Game over – Die Ice-Tigers aus Nürnberg schicken die Berliner Eisbären in den vorzeitigen Urlaub

Uwe Krupp auf der Suche nach neuen Spielern für einen besseren Kader. © Foto: Joachim Lenz

Lange Zeit hatte es so ausgesehen, als hätte der 7fache Meister zumindest seine Comeback Qualitäten wieder entdeckt. Für die 2:6 Auftaktniederlage revanchierten sich die Eisbären im Wellblechpalast mit 6:3. Den letzten Treffer in dieser Partie erzielte genau jener Jason Jespers, der dann zwei Tage später die Eisbären in den Urlaub schickte. In Berlin war es nur Ergebniskosmetik, in Nürnberg war es dann das Saison-Aus. Wie im vergangenen Jahr blieben die Hauptstädter in den Pre-Playoffs hängen. Fast 73 Minuten lang durften sie hoffen auf ein gutes Ende. Ein 0:2-Rückstand wurde aufgeholt, doch in der Overtime hatten sie, genau wie im letzten Jahr, kein Glück.

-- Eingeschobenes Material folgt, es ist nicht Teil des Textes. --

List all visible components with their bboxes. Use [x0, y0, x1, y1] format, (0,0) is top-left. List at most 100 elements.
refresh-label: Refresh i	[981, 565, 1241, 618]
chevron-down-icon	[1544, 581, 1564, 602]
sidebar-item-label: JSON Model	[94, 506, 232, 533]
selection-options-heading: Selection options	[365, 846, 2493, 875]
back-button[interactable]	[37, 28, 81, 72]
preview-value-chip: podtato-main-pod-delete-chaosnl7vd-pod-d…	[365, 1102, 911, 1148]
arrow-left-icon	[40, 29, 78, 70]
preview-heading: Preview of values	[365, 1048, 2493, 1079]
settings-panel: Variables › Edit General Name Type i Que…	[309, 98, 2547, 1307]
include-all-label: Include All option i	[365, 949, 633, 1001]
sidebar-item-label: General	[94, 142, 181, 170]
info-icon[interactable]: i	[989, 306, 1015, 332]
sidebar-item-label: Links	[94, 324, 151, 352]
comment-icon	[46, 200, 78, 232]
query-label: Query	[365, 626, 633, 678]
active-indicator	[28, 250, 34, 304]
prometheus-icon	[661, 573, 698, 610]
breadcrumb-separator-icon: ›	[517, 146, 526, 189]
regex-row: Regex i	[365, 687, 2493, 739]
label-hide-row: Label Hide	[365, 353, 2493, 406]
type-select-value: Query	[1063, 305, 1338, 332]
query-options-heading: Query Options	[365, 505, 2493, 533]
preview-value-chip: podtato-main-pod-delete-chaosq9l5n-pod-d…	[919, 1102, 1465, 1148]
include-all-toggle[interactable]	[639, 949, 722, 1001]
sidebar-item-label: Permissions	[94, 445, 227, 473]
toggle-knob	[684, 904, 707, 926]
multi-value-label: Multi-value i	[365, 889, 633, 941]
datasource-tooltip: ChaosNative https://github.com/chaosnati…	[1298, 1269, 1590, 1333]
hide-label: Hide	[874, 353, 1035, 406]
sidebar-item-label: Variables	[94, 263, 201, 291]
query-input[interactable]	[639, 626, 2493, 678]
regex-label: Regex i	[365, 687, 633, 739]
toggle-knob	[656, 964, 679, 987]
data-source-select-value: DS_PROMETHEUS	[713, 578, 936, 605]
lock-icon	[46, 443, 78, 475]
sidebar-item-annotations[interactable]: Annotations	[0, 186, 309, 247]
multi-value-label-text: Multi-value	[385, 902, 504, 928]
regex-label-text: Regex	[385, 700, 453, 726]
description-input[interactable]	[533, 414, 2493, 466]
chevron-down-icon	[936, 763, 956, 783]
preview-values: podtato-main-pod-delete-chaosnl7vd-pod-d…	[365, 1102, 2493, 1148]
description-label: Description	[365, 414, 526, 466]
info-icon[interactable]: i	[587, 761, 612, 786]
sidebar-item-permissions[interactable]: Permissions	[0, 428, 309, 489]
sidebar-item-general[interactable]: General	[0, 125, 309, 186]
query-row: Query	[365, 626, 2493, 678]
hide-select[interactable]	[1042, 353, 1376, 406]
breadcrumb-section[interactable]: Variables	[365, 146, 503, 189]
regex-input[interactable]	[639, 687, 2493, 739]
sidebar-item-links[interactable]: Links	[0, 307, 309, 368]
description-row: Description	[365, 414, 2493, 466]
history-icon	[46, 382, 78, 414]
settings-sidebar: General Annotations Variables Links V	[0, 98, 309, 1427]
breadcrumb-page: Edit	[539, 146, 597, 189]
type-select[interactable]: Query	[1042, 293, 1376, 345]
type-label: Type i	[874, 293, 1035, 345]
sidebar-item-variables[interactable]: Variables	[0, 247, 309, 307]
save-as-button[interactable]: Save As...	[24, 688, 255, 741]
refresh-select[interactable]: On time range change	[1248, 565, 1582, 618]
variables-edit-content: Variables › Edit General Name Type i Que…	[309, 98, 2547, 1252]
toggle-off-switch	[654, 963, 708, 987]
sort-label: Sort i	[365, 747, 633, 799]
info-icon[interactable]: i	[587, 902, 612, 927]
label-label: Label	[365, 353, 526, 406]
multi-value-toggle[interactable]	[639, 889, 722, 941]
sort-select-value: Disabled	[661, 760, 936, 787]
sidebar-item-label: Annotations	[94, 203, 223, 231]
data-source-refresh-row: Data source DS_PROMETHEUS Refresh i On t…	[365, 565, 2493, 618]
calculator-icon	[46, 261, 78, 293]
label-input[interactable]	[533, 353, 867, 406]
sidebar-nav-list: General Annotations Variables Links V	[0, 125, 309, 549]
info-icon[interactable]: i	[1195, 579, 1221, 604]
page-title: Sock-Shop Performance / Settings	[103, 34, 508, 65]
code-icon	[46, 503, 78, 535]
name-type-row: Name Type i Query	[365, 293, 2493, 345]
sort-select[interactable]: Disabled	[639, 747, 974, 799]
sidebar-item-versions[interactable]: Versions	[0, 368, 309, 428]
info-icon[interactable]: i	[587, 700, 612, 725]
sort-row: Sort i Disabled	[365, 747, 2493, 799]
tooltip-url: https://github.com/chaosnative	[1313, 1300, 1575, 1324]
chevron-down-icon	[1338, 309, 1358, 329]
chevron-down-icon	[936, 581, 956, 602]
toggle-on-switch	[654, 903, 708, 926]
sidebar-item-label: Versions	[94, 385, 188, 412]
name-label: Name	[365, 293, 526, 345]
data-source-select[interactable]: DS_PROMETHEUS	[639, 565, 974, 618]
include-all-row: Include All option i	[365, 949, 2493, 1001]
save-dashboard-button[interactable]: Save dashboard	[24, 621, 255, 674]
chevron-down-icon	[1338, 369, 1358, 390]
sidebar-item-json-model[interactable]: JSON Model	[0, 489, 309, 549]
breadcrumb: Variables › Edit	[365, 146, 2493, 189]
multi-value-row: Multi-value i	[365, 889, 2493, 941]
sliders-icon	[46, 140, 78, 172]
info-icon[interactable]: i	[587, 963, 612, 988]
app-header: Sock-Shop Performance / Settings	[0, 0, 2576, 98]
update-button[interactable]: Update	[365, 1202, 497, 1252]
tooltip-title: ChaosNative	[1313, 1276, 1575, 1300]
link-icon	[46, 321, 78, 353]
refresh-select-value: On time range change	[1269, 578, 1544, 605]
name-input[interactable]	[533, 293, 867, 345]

Am Freitag gab es einen grandiosen Sieg in der ehemaligen Spielstätte, im Wellblechpalast in Hohenschönhausen. Für ein Spiel wiederauferstanden, ein einmaliges Erlebnis. 2005 und 2006 wurden hier die 1. und die 2. gesamtdeutsche Meisterschaft gefeiert. Die beiden Banner hingen wieder in der Halle. Auf dem Eis lieferten die Eisbären ein Spiel, das an vergangene Zeiten erinnerte. Eine Zeit ohne VIP-Loungen, dafür gab es einen extra Container und der Gegner wurde aus der Halle geschossen. Der Lärmpegel erreichte lang nicht mehr gehörte Dimensionen. Es konnten sechs Tore bejubelt werden und anschließend gab es Freibier. Die Treuesten der Treuen konnten unverhofft wieder authentisch feiern. Der Block D bot einen Choreo, dazu die Fahnen und Banner, als hätten die letzten sieben Jahre nicht stattgefunden. Die harte Realität kehrte zwei Tage später zurück. In einer Mehrzweck-Arena in Nürnberg, laut Protokoll vor 5 902 Zuschauern (8 200 wäre ausverkauft), darunter 400 Fans der Eisbären, wurde das im Welli erzielte Ergebnis Makulatur. Thomas Sabo jubelte in seiner Lounge.        

Die Pre-Playoff Serie stand sinnbildlich für die gesamte Saison der Eisbären, am Schluss fehlte ein kleines Stück. Die Kontinuität in der Planung des Kaders zahlte sich nicht aus. Mal abgesehen von den Nachwuchskräften wurden zu Saisonbeginn drei neue Spieler verpflichtet. Der Kader wurde während der Saison mit zwei weiteren Kräften komplettiert. Die Saison glich wie die Pre-Playoff Serie einer Achterbahnfahrt. Nach passablem Start rutschten die Eisbären ins Mittelmaß der Tabelle ab. Im Dezember musste Jeff Tomlinson seinen Trainerstuhl räumen und wurde ersetzt durch Uwe Krupp. Der Co. Trainer und sportliche Leiter Stefan Ustorf Stefan Ustorf äußerte damals: „Wenn es jetzt nicht besser läuft, dann wissen wir woran es liegt.“ Es lag am Kader, der letztendlich die Erwartungen (wieder) nicht erfüllen konnte. Wurde im vergangenen Jahr das Verpassen des Viertelfinales als einmaliger Ausrutscher gewertet, so muss nun alles analysiert werden. Die Ansprüche der Eisbären sind andere, als sich durch die Pre Playoffs zu zittern. Von den 52 Spielen  Hauptrunde haben die Eisbären 20 in der regulären Spielzeit gewonnen, diesen Wert erreichten sie auch in der Saison zuvor. Einen Wert, mit dem man nicht in den Verdacht gerät weit vorn landen zu können. Dass es der ERC Ingolstadt 2014 geschafft hat mit einer ähnlichen Bilanz (21 Siege nach 60 Minuten) Meister zu werden, war die berühmte Ausnahme von der Regel. Die jetzt anstehende lange Sommerpause werden die Verantwortlichen bei den Eisbären nutzen, um einen neuen Kader zu formieren. Auf jeden Fall wird die Mannschaft, die dann im August die neue Saison in Angriff nehmen wird, ein neues Gesicht haben. Da werden einige neue Namen auf den Trikots stehen.